Superconductors are materials that lose all resistance to electric current when cooled to a certain temperature. This temperature depends on the structure and composition of the material.
The advantage is that larger electric currents can be carried through thinner wire, with minimal energy losses. For example, the large step-down transformers that are part of the urban electrical supply system could be replaced with smaller, lighter and more efficient models.
In 1911, Dutch scientist Heike Kammerlingh Onnes discovered that, when the temperature of a sample of pure mercury was lowered, its electrical resistance became less. If taken down to -269°C by immersing it in liquid helium, the resistance disappeared completely.
In 1986, Swiss and German scientists discovered a new class of superconductors – ceramic materials made from copper oxides mixed with rare earth elements such as lanthanum and yttrium.
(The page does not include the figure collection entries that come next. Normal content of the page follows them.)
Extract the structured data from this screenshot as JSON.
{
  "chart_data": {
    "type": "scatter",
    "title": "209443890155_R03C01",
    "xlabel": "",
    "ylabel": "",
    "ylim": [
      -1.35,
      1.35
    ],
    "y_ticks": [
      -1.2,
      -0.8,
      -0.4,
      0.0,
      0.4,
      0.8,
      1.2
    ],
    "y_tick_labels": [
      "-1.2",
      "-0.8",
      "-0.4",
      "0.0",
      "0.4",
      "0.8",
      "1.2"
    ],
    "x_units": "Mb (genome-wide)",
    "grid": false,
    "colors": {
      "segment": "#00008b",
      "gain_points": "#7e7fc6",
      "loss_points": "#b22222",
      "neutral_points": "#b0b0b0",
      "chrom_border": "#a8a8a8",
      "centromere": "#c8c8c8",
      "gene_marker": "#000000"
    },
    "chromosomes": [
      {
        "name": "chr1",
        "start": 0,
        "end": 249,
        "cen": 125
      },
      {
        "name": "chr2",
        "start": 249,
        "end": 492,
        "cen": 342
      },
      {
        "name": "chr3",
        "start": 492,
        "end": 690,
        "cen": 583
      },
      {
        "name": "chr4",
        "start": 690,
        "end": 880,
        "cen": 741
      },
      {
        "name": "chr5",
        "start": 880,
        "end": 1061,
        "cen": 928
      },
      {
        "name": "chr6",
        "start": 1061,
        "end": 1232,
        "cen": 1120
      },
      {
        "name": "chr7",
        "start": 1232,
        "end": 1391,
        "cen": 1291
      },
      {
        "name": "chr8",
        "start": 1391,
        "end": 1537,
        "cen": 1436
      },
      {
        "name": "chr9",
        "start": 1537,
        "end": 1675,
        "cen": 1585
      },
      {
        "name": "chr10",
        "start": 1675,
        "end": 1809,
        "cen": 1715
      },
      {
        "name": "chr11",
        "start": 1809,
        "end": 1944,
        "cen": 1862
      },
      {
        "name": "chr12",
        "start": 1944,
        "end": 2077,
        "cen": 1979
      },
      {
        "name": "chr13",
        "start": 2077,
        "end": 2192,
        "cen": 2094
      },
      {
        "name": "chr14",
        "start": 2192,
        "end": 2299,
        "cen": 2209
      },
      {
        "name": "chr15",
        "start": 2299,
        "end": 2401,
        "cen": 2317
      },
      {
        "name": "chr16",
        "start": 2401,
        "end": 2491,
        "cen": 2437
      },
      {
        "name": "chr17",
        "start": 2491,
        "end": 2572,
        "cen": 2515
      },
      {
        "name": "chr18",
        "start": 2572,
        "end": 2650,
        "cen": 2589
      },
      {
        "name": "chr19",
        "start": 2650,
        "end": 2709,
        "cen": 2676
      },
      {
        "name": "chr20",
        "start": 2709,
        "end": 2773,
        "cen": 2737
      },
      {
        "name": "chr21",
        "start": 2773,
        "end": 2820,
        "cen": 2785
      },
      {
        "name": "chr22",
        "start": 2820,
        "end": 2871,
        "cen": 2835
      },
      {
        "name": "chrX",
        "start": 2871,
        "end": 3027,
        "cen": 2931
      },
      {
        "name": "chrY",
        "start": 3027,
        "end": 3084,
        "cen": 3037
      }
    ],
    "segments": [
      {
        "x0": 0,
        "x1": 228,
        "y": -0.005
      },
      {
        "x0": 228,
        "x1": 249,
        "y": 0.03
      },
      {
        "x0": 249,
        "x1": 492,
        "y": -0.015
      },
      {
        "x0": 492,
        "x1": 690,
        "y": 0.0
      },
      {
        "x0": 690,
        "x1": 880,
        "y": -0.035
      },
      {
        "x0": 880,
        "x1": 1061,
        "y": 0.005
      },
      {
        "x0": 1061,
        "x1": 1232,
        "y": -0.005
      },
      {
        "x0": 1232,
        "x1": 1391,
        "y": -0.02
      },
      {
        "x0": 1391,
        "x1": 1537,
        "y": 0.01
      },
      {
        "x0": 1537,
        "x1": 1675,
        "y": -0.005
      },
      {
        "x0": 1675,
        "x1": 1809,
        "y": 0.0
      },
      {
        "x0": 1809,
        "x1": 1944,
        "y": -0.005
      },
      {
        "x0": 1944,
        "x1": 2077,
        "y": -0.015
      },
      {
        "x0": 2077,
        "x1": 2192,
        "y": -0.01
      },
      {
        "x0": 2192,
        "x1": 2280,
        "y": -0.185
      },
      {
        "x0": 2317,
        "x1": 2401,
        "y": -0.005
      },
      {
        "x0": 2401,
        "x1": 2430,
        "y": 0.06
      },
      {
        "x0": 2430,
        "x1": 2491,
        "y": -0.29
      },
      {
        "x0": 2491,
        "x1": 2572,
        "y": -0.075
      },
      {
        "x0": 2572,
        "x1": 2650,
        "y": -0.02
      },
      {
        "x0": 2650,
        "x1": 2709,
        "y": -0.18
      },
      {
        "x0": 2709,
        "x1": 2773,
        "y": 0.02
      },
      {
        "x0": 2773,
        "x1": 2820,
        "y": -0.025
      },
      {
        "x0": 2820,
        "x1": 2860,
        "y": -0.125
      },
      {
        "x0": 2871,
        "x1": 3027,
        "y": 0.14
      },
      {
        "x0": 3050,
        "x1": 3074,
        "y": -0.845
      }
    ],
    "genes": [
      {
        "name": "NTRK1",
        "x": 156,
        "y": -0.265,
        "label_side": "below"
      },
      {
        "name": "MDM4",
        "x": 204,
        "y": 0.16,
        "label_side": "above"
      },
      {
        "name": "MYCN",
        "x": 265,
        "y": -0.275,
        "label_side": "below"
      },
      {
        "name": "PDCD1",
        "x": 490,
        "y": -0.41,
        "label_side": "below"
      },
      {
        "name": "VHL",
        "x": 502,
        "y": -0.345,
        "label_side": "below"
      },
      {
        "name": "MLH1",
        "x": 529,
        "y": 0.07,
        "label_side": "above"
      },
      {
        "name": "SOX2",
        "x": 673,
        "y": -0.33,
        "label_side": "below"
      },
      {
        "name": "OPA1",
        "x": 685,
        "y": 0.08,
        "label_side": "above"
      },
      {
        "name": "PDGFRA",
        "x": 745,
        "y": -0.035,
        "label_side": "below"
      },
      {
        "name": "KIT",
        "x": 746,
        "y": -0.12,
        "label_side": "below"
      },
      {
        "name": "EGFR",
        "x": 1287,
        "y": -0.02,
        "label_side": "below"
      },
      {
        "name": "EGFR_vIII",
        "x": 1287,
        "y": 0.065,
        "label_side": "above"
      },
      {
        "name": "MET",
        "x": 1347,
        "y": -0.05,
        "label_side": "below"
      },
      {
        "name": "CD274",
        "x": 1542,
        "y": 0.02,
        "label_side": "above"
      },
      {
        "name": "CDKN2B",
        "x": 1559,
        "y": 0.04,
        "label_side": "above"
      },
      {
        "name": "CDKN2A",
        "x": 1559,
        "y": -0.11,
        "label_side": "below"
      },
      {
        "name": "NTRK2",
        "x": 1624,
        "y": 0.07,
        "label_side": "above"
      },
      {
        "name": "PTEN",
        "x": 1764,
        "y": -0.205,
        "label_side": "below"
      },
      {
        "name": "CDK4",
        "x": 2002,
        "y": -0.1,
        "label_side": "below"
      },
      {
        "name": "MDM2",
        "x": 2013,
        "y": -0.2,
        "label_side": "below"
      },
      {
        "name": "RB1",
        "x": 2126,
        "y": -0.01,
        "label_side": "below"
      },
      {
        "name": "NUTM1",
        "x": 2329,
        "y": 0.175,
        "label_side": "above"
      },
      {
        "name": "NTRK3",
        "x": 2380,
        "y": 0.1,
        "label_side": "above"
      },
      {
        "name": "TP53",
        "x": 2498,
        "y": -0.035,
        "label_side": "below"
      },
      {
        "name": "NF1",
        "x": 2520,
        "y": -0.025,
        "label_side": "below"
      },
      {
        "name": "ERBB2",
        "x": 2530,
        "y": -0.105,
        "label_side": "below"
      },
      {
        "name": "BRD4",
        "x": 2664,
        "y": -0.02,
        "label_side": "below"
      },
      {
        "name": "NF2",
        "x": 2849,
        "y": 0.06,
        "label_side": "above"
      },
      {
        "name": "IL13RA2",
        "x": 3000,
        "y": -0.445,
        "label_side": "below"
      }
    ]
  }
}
The temperature at which these materials became superconductive was close to the boiling point of liquid nitrogen (-196°C).
In 1987, a major breakthrough in the superconductor field occurred. A team of scientists from the University of Houston, Texas, developed a calcium titanium oxide ceramic material that became a superconductor at -183°C. Such an improvement was especially significant because it allowed inexpensive liquid nitrogen to be used as the coolant rather than liquid helium.
In March 1988, New Zealand scientists Jeff Tallon and Bob Buckley, working at IRL in Wellington, correctly identified the structure and composition of an exceptionally high-performing ceramic compound. The material itself is a metal oxide consisting of bismuth, strontium, calcium, copper and oxygen – known as BSCCO-2223. It becomes superconductive at -163°C, which is regarded as ‘high temperature’ in the realm of superconductors.
This material is the only substance being used commercially in the world today for the production of high-temperature superconductor (HTS) wire. Large amounts of copper wire are used in the construction of electric motors, generators and transformers. By replacing the copper wire with HTS wire, huge gains in efficiency of operation of these devices are possible.
Superconductors have the ability to conduct electricity without the loss of energy. How does this happen?
With current in an ordinary conductor, such as copper wire, some of the electrical energy is converted into heat energy. This is due to the electrons in the metal structure colliding with atoms that are in their way.
At temperatures below or at the so-called ‘critical temperature’, the behaviour of electrons inside a superconductor changes. As the superconducting electrons travel through the conductor, they pass unobstructed through the complex lattice. There is no loss of energy.
A second property of superconductors
Superconductors expel magnetic fields when they become superconducting. This means that magnetic fields cannot penetrate the superconductors. As a result, they will repel magnets. This is known as the Meissner effect.
Potential applications of superconductors
A substantial fraction of electrical energy is lost as heat through resistance associated with traditional electrical transmission lines. If they were to be replaced with superconductors, these losses could be drastically reduced.
A large-scale shift to superconductivity technology depends on whether wires can be prepared from the ceramic materials as well as developing methods to cool them to -196°C.
The field of electronics holds great promise for practical applications of superconductors. The generation of heat and the charging time of capacitors due to the resistance of the interconnecting metal films limit the miniaturisation and increased speed of computer chips. The use of new superconductive films may result in more densely packed chips that could transmit information more rapidly.
The use of superconductors for transportation has already been established using liquid helium as a refrigerantPrototype levitated trains have been constructed in Japan by using superconducting magnets.
Superconducting magnets are already crucial components of several technologies. Magnetic resonance imaging (MRI) is playing an ever-increasing role in diagnostic medicine. The intense magnetic fields that are needed for these instruments are a perfect application of superconductors.
Nature of science
One of the characteristics that binds scientists together is the desire to find out what has not been found out before. The scientists that make up the ceramic superconductor team at IRL in Wellington are a shining example of this.